Pendant la période des premiers jalons (Ceca, projet de CED, « Green Pool »…), nos gouvernements ont été résolument souverainistes, tenants d’une union entre Etats indépendants, contre ceux qui prônaient une fédération dotée de pouvoirs supranationaux. Tout a changé avec le retour de Paul-Henri Spaak aux Affaires étrangères (1945-1954)

   L’histoire de la classe européenne ne manque pas de mauvais élèves. Les plus en vue sont tantôt la France de Charles de Gaulle, qui pratique la politique de « la chaise vide » , tantôt la Grande-Bretagne de Margaret Thatcher, qui réclame « my money back » , avant celle de Boris Johnson qui prend le large. Même les Pays-Bas, quand ils rejettent massivement le projet de constitution européenne, ou le Danemark, quand il préfère sa couronne à l’euro, se voient infliger de mauvaises notes. A l’inverse, une idée bien ancrée veut que la Belgique soit le bon sujet par excellence, celui qui se range toujours et sans hésiter aux côtés des artisans d’une intégration forte. Confrontée aux faits, pourtant, cette représentation requiert bien des nuances. Paul-Henri Spaak, père fondateur, est peut-être l’arbre qui cache la forêt.

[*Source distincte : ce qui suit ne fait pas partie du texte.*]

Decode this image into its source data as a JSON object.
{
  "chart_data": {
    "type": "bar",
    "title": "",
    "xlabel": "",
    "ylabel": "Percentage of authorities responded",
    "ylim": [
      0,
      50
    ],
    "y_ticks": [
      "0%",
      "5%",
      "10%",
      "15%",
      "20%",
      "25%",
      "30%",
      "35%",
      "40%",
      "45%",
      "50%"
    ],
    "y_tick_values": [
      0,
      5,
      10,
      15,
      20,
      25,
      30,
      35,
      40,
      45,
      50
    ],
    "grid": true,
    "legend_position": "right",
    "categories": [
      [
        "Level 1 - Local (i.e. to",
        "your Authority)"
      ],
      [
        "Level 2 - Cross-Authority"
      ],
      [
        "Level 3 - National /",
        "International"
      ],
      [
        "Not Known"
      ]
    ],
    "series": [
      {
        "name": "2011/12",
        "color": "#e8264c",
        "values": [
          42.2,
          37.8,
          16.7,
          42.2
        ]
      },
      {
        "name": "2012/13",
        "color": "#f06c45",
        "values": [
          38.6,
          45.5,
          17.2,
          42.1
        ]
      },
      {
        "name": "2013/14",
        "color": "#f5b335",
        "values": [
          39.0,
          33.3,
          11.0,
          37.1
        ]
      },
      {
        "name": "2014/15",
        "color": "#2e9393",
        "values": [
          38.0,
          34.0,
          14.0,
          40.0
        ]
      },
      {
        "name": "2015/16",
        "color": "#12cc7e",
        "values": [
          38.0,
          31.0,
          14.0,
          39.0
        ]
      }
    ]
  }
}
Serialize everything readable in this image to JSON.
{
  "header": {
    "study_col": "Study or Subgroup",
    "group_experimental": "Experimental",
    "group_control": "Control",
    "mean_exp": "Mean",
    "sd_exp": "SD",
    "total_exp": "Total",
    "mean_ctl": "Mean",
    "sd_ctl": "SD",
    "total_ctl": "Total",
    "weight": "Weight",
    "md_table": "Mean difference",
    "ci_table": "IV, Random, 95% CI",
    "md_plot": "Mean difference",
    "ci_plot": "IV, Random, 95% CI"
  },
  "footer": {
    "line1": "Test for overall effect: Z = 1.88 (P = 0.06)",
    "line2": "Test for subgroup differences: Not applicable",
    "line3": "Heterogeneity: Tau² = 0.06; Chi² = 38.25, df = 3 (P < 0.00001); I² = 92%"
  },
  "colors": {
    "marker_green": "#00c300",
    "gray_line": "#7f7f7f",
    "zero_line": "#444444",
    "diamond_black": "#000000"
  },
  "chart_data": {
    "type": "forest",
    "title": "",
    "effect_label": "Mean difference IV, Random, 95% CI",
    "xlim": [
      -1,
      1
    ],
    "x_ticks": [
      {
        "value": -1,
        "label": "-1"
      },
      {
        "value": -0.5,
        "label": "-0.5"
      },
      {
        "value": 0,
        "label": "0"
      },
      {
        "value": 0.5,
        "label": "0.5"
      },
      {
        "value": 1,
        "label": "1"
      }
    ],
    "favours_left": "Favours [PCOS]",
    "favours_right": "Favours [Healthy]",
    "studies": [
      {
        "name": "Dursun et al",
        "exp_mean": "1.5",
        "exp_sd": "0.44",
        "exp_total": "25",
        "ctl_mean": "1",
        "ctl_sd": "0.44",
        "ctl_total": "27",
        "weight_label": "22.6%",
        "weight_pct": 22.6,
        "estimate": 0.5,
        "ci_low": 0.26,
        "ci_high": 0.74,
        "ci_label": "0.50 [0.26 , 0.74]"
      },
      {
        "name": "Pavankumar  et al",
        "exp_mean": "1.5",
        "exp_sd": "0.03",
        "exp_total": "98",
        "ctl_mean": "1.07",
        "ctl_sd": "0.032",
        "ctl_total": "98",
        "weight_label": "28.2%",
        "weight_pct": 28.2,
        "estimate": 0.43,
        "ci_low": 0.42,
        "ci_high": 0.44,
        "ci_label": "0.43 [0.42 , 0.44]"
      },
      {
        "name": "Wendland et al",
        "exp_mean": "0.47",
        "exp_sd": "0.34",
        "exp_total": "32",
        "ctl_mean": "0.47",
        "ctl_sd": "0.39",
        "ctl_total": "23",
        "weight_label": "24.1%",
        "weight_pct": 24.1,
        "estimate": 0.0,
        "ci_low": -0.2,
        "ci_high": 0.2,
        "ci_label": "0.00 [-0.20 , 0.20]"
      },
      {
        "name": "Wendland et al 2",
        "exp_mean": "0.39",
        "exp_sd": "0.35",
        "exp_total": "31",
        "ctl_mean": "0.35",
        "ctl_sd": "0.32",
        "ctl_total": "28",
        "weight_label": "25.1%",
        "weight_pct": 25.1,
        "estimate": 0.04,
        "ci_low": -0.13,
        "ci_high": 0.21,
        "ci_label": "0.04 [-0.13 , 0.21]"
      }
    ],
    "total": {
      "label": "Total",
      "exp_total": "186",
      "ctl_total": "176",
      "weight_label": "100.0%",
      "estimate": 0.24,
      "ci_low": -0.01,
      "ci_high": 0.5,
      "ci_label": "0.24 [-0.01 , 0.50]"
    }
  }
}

   Philippe de Schoutheete, représentant permanent de notre pays auprès des Communautés et de l’Union européenne (UE) de 1986 à 1997, affirmait que « ce qui donne sa force à la politique européenne belge, c’est qu’elle défend les mêmes principes, les mêmes orientations depuis quarante ans » [1]. Propos pertinent s’il fait référence au rapport Tindemans ou au plan Davignon, mais qui tient beaucoup moins la route si on tente de l’appliquer à l’époque des premiers fondements de la construction.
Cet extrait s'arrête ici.